Lastly, from an architectural point of view what I find enduringly alluring in Lorenzetti’s ‘Good Government’ is that buildings do not need to look all the same in order for urban space to have a form and a character. In the fresco we can notice a variety of styles, languages, and materials, as processes of commoning need to allow for individual expression. And yet there is an underlying ‘project’ to the way they are laid out to ring the Campo Square and the Via dei Banchi; there’s a shared endeavour to construct an environment that is more than the sum of the parts, and which, yet, does not need to neutralize the character of the parts in order to work. As a designer, I find this character of spaces of commoning extremely interesting, as their form becomes the legible index of a slow process of togetherness, rather than a linear imposition of a design.
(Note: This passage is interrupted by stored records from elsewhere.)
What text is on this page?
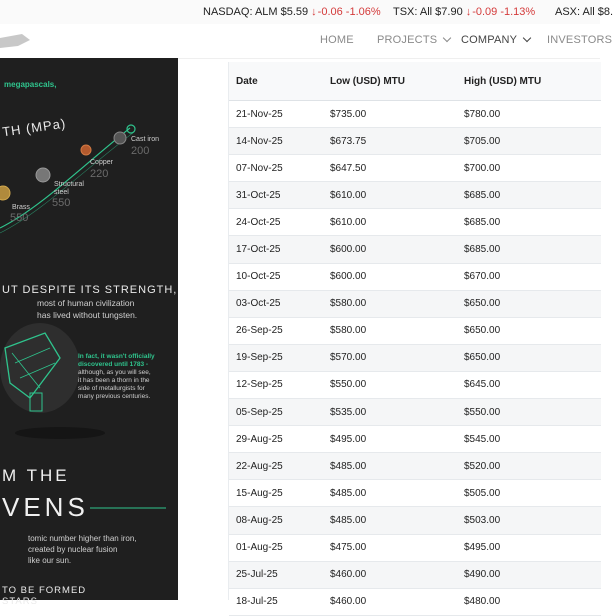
NASDAQ: ALM $5.59 ↓-0.06 -1.06% TSX: All $7.90 ↓-0.09 -1.13% ASX: All $8.
HOME PROJECTS	COMPANY	INVESTORS
megapascals,
TH (MPa)
Cast iron
200
Copper
220
Structural
steel
550
Brass
550
UT DESPITE ITS STRENGTH,
most of human civilization
has lived without tungsten.
In fact, it wasn't officially
discovered until 1783 -
although, as you will see,
it has been a thorn in the
side of metallurgists for
many previous centuries.
M THE
VENS
tomic number higher than iron,
created by nuclear fusion
like our sun.
TO BE FORMED
STARS
Date	Low (USD) MTU	High (USD) MTU
21-Nov-25	$735.00	$780.00
14-Nov-25	$673.75	$705.00
07-Nov-25	$647.50	$700.00
31-Oct-25	$610.00	$685.00
24-Oct-25	$610.00	$685.00
17-Oct-25	$600.00	$685.00
10-Oct-25	$600.00	$670.00
03-Oct-25	$580.00	$650.00
26-Sep-25	$580.00	$650.00
19-Sep-25	$570.00	$650.00
12-Sep-25	$550.00	$645.00
05-Sep-25	$535.00	$550.00
29-Aug-25	$495.00	$545.00
22-Aug-25	$485.00	$520.00
15-Aug-25	$485.00	$505.00
08-Aug-25	$485.00	$503.00
01-Aug-25	$475.00	$495.00
25-Jul-25	$460.00	$490.00
18-Jul-25	$460.00	$480.00
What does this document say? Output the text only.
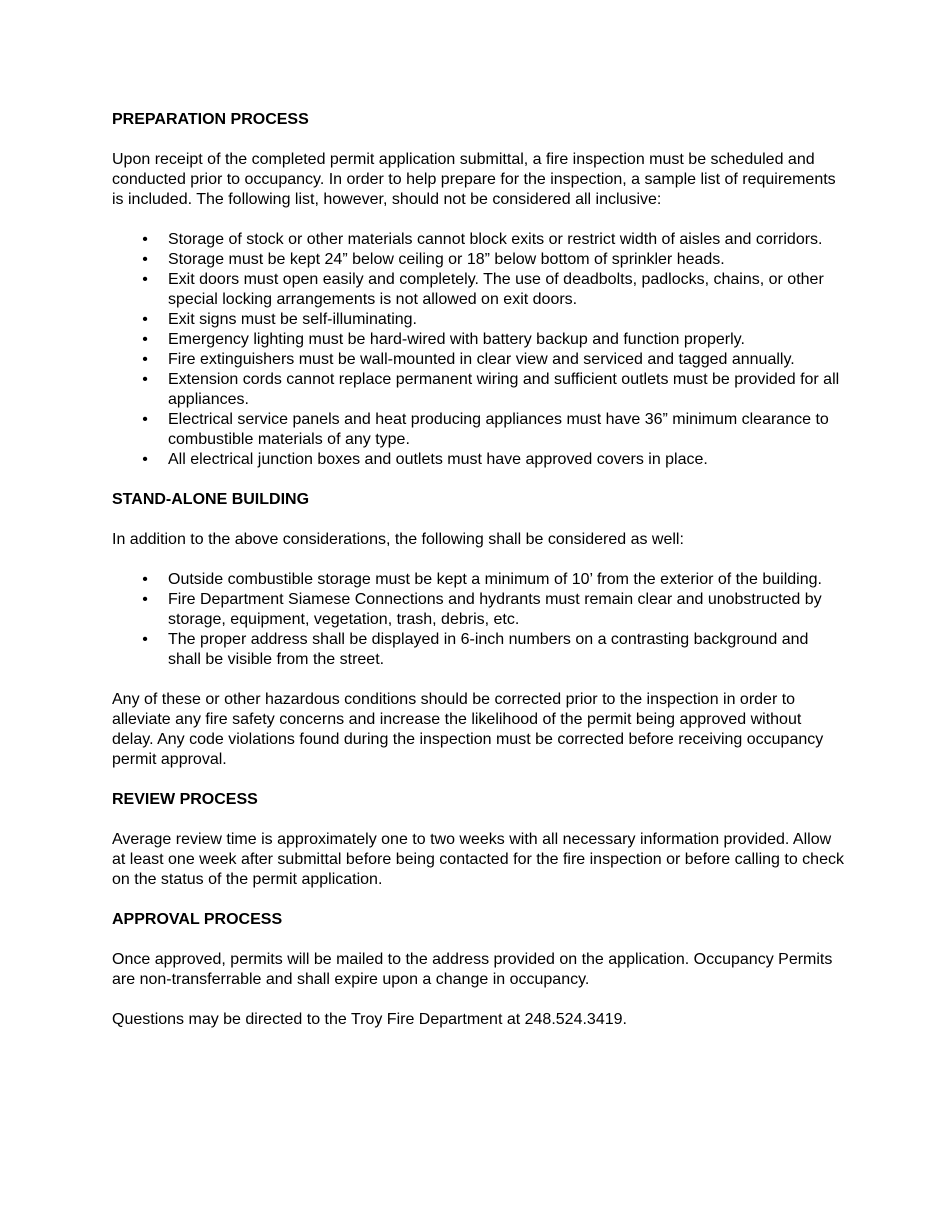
PREPARATION PROCESS

Upon receipt of the completed permit application submittal, a fire inspection must be scheduled and conducted prior to occupancy. In order to help prepare for the inspection, a sample list of requirements is included. The following list, however, should not be considered all inclusive:

• Storage of stock or other materials cannot block exits or restrict width of aisles and corridors.
• Storage must be kept 24” below ceiling or 18” below bottom of sprinkler heads.
• Exit doors must open easily and completely. The use of deadbolts, padlocks, chains, or other special locking arrangements is not allowed on exit doors.
• Exit signs must be self-illuminating.
• Emergency lighting must be hard-wired with battery backup and function properly.
• Fire extinguishers must be wall-mounted in clear view and serviced and tagged annually.
• Extension cords cannot replace permanent wiring and sufficient outlets must be provided for all appliances.
• Electrical service panels and heat producing appliances must have 36” minimum clearance to combustible materials of any type.
• All electrical junction boxes and outlets must have approved covers in place.
STAND-ALONE BUILDING

In addition to the above considerations, the following shall be considered as well:

• Outside combustible storage must be kept a minimum of 10’ from the exterior of the building.
• Fire Department Siamese Connections and hydrants must remain clear and unobstructed by storage, equipment, vegetation, trash, debris, etc.
• The proper address shall be displayed in 6-inch numbers on a contrasting background and shall be visible from the street.

Any of these or other hazardous conditions should be corrected prior to the inspection in order to alleviate any fire safety concerns and increase the likelihood of the permit being approved without delay. Any code violations found during the inspection must be corrected before receiving occupancy permit approval.

REVIEW PROCESS

Average review time is approximately one to two weeks with all necessary information provided. Allow at least one week after submittal before being contacted for the fire inspection or before calling to check on the status of the permit application.

APPROVAL PROCESS

Once approved, permits will be mailed to the address provided on the application. Occupancy Permits are non-transferrable and shall expire upon a change in occupancy.

Questions may be directed to the Troy Fire Department at 248.524.3419.
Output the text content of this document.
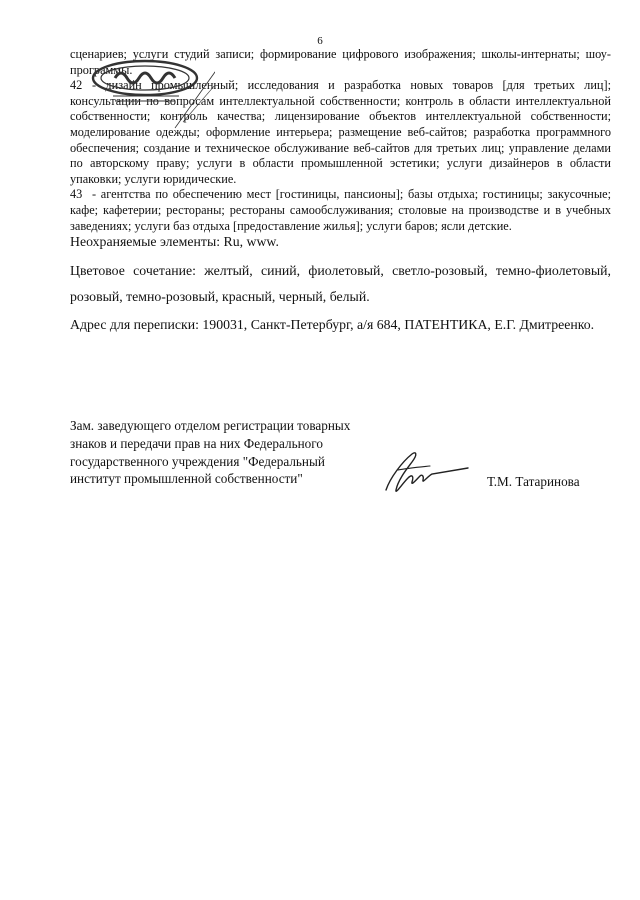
6

сценариев; услуги студий записи; формирование цифрового изображения; школы-интернаты; шоу-программы.

42 - дизайн промышленный; исследования и разработка новых товаров [для третьих лиц]; консультации по вопросам интеллектуальной собственности; контроль в области интеллектуальной собственности; контроль качества; лицензирование объектов интеллектуальной собственности; моделирование одежды; оформление интерьера; размещение веб-сайтов; разработка программного обеспечения; создание и техническое обслуживание веб-сайтов для третьих лиц; управление делами по авторскому праву; услуги в области промышленной эстетики; услуги дизайнеров в области упаковки; услуги юридические.

43 - агентства по обеспечению мест [гостиницы, пансионы]; базы отдыха; гостиницы; закусочные; кафе; кафетерии; рестораны; рестораны самообслуживания; столовые на производстве и в учебных заведениях; услуги баз отдыха [предоставление жилья]; услуги баров; ясли детские.

Неохраняемые элементы: Ru, www.

Цветовое сочетание: желтый, синий, фиолетовый, светло-розовый, темно-фиолетовый, розовый, темно-розовый, красный, черный, белый.

Адрес для переписки: 190031, Санкт-Петербург, а/я 684, ПАТЕНТИКА, Е.Г. Дмитреенко.

Зам. заведующего отделом регистрации товарных
знаков и передачи прав на них Федерального
государственного учреждения "Федеральный
институт промышленной собственности"	Т.М. Татаринова
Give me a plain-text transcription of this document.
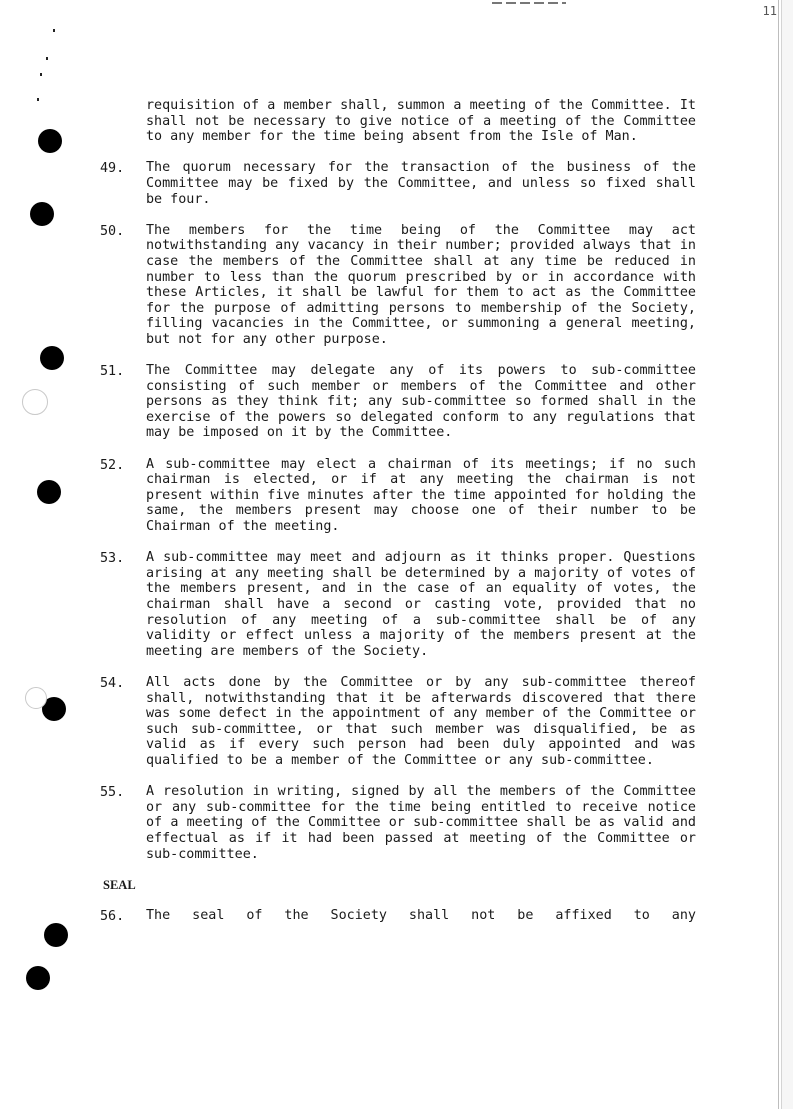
11
requisition of a member shall, summon a meeting of the Committee. It shall not be necessary to give notice of a meeting of the Committee to any member for the time being absent from the Isle of Man.
49. The quorum necessary for the transaction of the business of the Committee may be fixed by the Committee, and unless so fixed shall be four.
50. The members for the time being of the Committee may act notwithstanding any vacancy in their number; provided always that in case the members of the Committee shall at any time be reduced in number to less than the quorum prescribed by or in accordance with these Articles, it shall be lawful for them to act as the Committee for the purpose of admitting persons to membership of the Society, filling vacancies in the Committee, or summoning a general meeting, but not for any other purpose.
51. The Committee may delegate any of its powers to sub-committee consisting of such member or members of the Committee and other persons as they think fit; any sub-committee so formed shall in the exercise of the powers so delegated conform to any regulations that may be imposed on it by the Committee.
52. A sub-committee may elect a chairman of its meetings; if no such chairman is elected, or if at any meeting the chairman is not present within five minutes after the time appointed for holding the same, the members present may choose one of their number to be Chairman of the meeting.
53. A sub-committee may meet and adjourn as it thinks proper. Questions arising at any meeting shall be determined by a majority of votes of the members present, and in the case of an equality of votes, the chairman shall have a second or casting vote, provided that no resolution of any meeting of a sub-committee shall be of any validity or effect unless a majority of the members present at the meeting are members of the Society.
54. All acts done by the Committee or by any sub-committee thereof shall, notwithstanding that it be afterwards discovered that there was some defect in the appointment of any member of the Committee or such sub-committee, or that such member was disqualified, be as valid as if every such person had been duly appointed and was qualified to be a member of the Committee or any sub-committee.
55. A resolution in writing, signed by all the members of the Committee or any sub-committee for the time being entitled to receive notice of a meeting of the Committee or sub-committee shall be as valid and effectual as if it had been passed at meeting of the Committee or sub-committee.
SEAL
56. The seal of the Society shall not be affixed to any
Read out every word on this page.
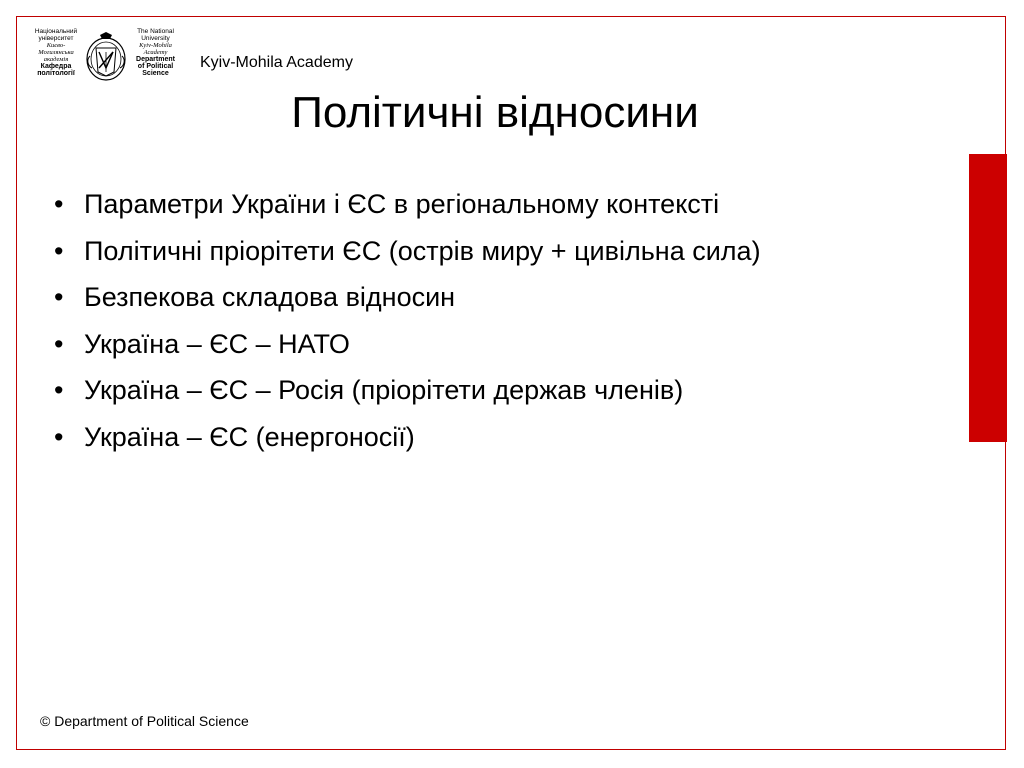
Національний
університет
Києво-
Могилянська
академія
Кафедра
політології
The National
University
Kyiv-Mohila
Academy
Department
of Political
Science
Kyiv-Mohila Academy
Політичні відносини
• Параметри України і ЄС в регіональному контексті
• Політичні пріорітети ЄС (острів миру + цивільна сила)
• Безпекова складова відносин
• Україна – ЄС – НАТО
• Україна – ЄС – Росія (пріорітети держав членів)
• Україна – ЄС (енергоносії)
© Department of Political Science
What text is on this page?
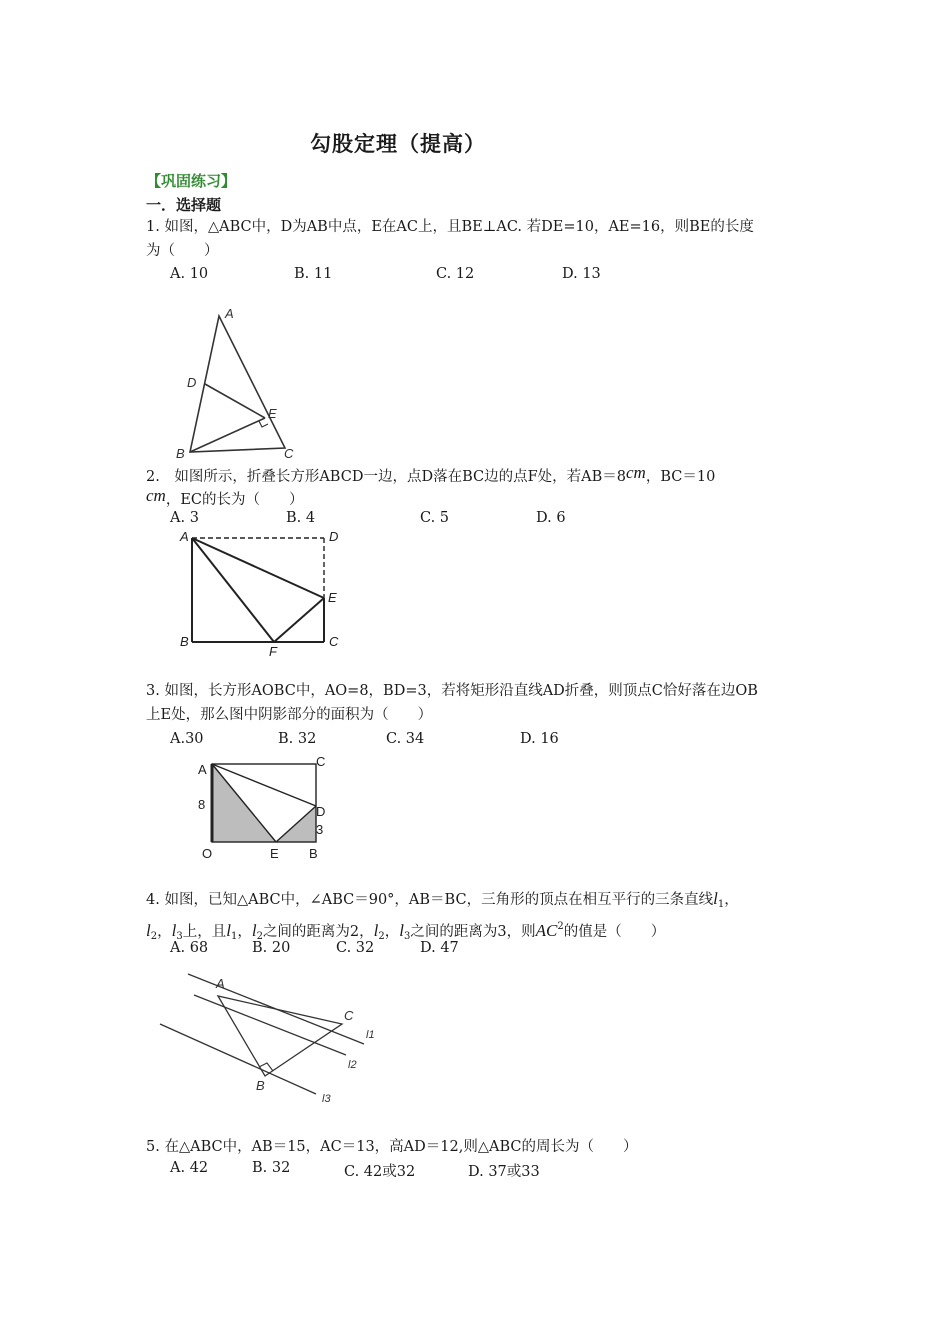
勾股定理（提高）
【巩固练习】
一．选择题
1. 如图，△ABC中，D为AB中点，E在AC上，且BE⊥AC. 若DE=10，AE=16，则BE的长度
为（　　）
A. 10	B. 11	C. 12	D. 13
A
D
E
B	C
2.　如图所示，折叠长方形ABCD一边，点D落在BC边的点F处，若AB＝8cm，BC＝10
cm，EC的长为（　　）
A. 3	B. 4	C. 5	D. 6
A	D
E
B
F
C
3. 如图，长方形AOBC中，AO=8，BD=3，若将矩形沿直线AD折叠，则顶点C恰好落在边OB
上E处，那么图中阴影部分的面积为（　　）
A.30	B. 32	C. 34	D. 16
A
C
8	D
3
O	E B
4. 如图，已知△ABC中，∠ABC＝90°，AB＝BC，三角形的顶点在相互平行的三条直线$l_1$，
$l_2$，$l_3$上，且$l_1$，$l_2$之间的距离为2，$l_2$，$l_3$之间的距离为3，则$AC^2$的值是（　　）
A. 68	B. 20	C. 32	D. 47
A
C
B
l1
l2
l3
5. 在△ABC中，AB＝15，AC＝13，高AD＝12,则△ABC的周长为（　　）
A. 42	B. 32	C. 42或32	D. 37或33
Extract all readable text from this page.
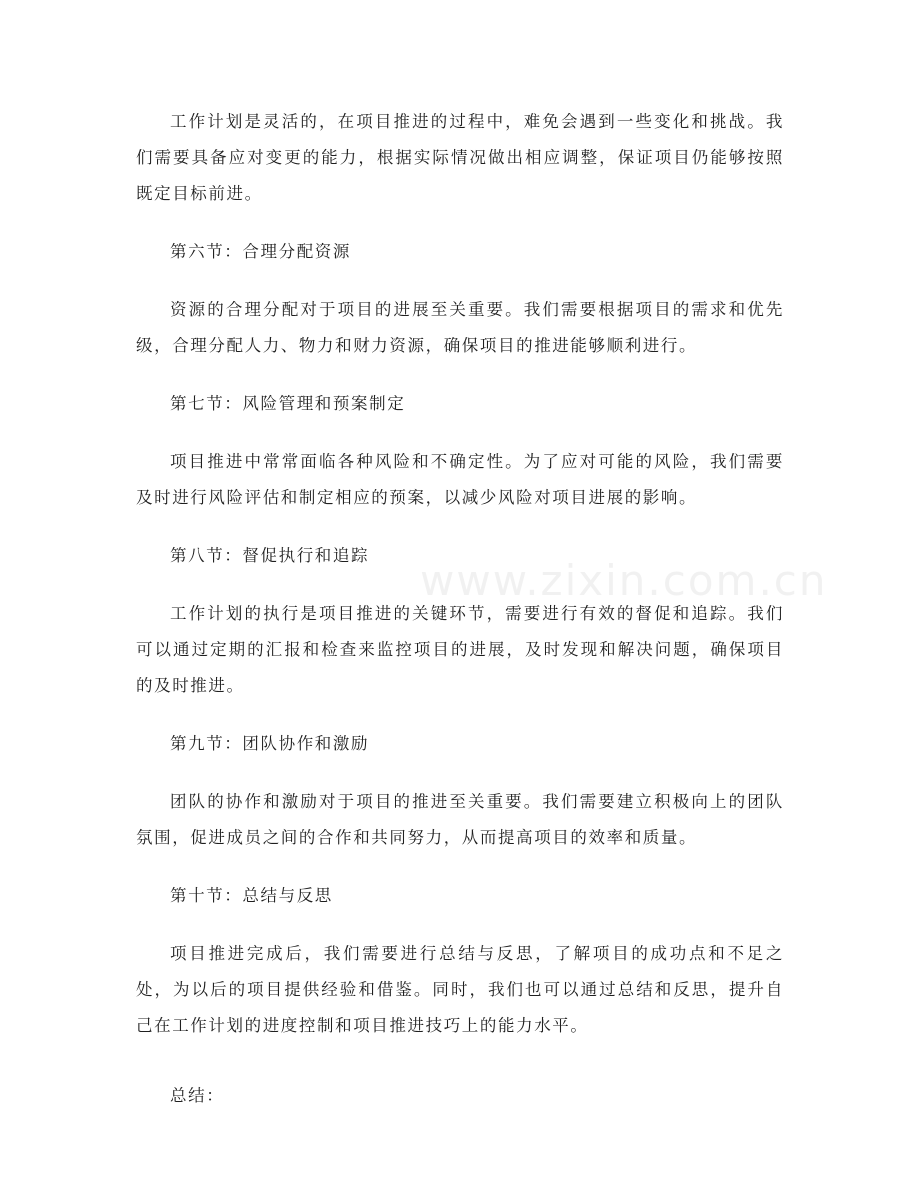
工作计划是灵活的，在项目推进的过程中，难免会遇到一些变化和挑战。我们需要具备应对变更的能力，根据实际情况做出相应调整，保证项目仍能够按照既定目标前进。

第六节：合理分配资源

资源的合理分配对于项目的进展至关重要。我们需要根据项目的需求和优先级，合理分配人力、物力和财力资源，确保项目的推进能够顺利进行。

第七节：风险管理和预案制定

项目推进中常常面临各种风险和不确定性。为了应对可能的风险，我们需要及时进行风险评估和制定相应的预案，以减少风险对项目进展的影响。

第八节：督促执行和追踪

工作计划的执行是项目推进的关键环节，需要进行有效的督促和追踪。我们可以通过定期的汇报和检查来监控项目的进展，及时发现和解决问题，确保项目的及时推进。

第九节：团队协作和激励

团队的协作和激励对于项目的推进至关重要。我们需要建立积极向上的团队氛围，促进成员之间的合作和共同努力，从而提高项目的效率和质量。

第十节：总结与反思

项目推进完成后，我们需要进行总结与反思，了解项目的成功点和不足之处，为以后的项目提供经验和借鉴。同时，我们也可以通过总结和反思，提升自己在工作计划的进度控制和项目推进技巧上的能力水平。

总结：

www.zixin.com.cn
There is no recipe for constructing a space of commoning; however, the first step we can take in that direction is to shift our attitude towards ‘public’ space, from one of consumption, to one of care. The long term result might be far from the monumentality and cohesion of Western public space as it was understood from the Renaissance onwards – but then again it is high time architecture opens up to alternative models of civicness. The 1347 pandemic signalled the end of the commoning experiment of Siena; it would be a beautiful vindication if the 2020 pandemic on the contrary opened up new energies to rethink the spaces of our cities as places of care rather than places of consumption.
1 Some key readings on the Lorenzetti frescoes are Nicolai Rubinstein, «Political Ideas in Sienese Art», in Journal of the Warburg and Courtauld Institutes 21, no. 3-4 (jul.-dic. 1958), pp. 179-207; Quentin Skinner, «Ambrogio Lorenzetti: The Artist as Political Philosopher», in Proceedings of the British Academy LXII, pp. 1-56; Randolph Starn, Ambrogio Lorenzetti: the Palazzo Pubblico, Nueva York, George Braziller, 1994; Chiara Frugoni, «Immagini troppo belle: la realtà perfetta», in Una lontana città: sentimenti e immagini nel Medioevo, Turín, Einaudi, 1983, pp. 136-197.
2 On the political background of Lorenzetti’s work see Alois Riklin, Ambrogio Lorenzettis politische Summe, Berna, Stämpfli, 1996.
3 On Siena’s political life in the 1200s and early 1300s see William M. Bowsky, A Medieval Italian Commune: Siena under the Nine, 1287 – 1355, Berkeley, University of California Press, 1981.
4 Marco Romano, La città come opera d’arte, Torín, Einaudi, 2008, p. 10.
5 Elinor Ostrom, Governing the Commons: The Evolution of Institutions for Collective Action , Cambridge, Cambridge University Press, 1990.
6 De Angelis, Massimo. Omnia Sunt Communia: On the Commons and the Transformation to Postcapitalism , Londres, ZED Books, 2017.